The twist in the second half is totally unexpected and adds to the narrative of unconditional love. It also lends a different dimension to Nilabha’s character, as he proves to surface beyond his apparently selfish position and extends his gesture of adding meaning to others' life, along with his own.
Gargee Roy Chowdhury’s performance shows her attachment to her character as she infuses in maximum sensitivity and vulnerability, that is strong outwardly and also fights a battle with herself and her love for her husband. Parambrata Chatterjee takes time to adapt the body language of the doctor, but successfully portrays all the conflicts and transformation with dealing the character with utmost seriousness and engagement.
Soumitra Chatterjee creates certain memorable moments on screen with by lending apt facial expression and body language to the dialogues. Basabdutta Chatterjee is decent in her brief performance, while Padmanabha Dasgupta gets into the skin the character of Nilabha’s childhood friend Subrata, and actress Damini Benny Basu makes her mark as well.

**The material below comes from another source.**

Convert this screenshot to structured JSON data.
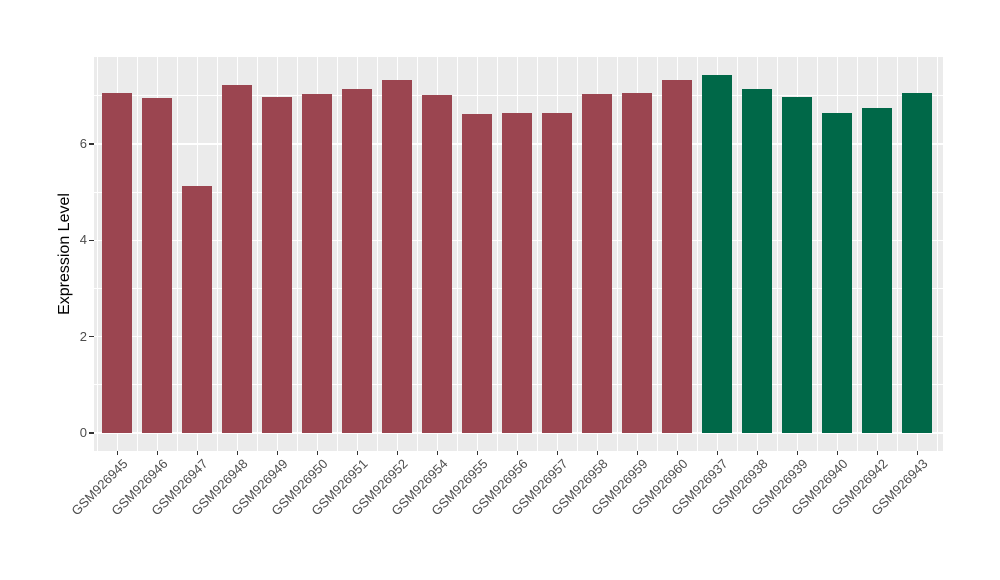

Prabhatendu Mondal’s cinematography could have been a little more immersive as some of his frames fall totally flat. However, editor Sujay Datta Ray has done a commendable job in retaining the pace and infusing the small details at the right moments of the narrative. Ashu-Abhishek’s background score syncs well with the narrative, providing body to the plot rather than overpowering it.
Sraboner Dhara is worth the watch as it is filled with moments that the audience can relate with. Also, without making it deliberate, the film breaks many taboos associated with Alzheimer's and of marital relationships with large age gaps. It emphasizes on the commitment of love and companionship, beyond any societal label, with honesty and sensitivity.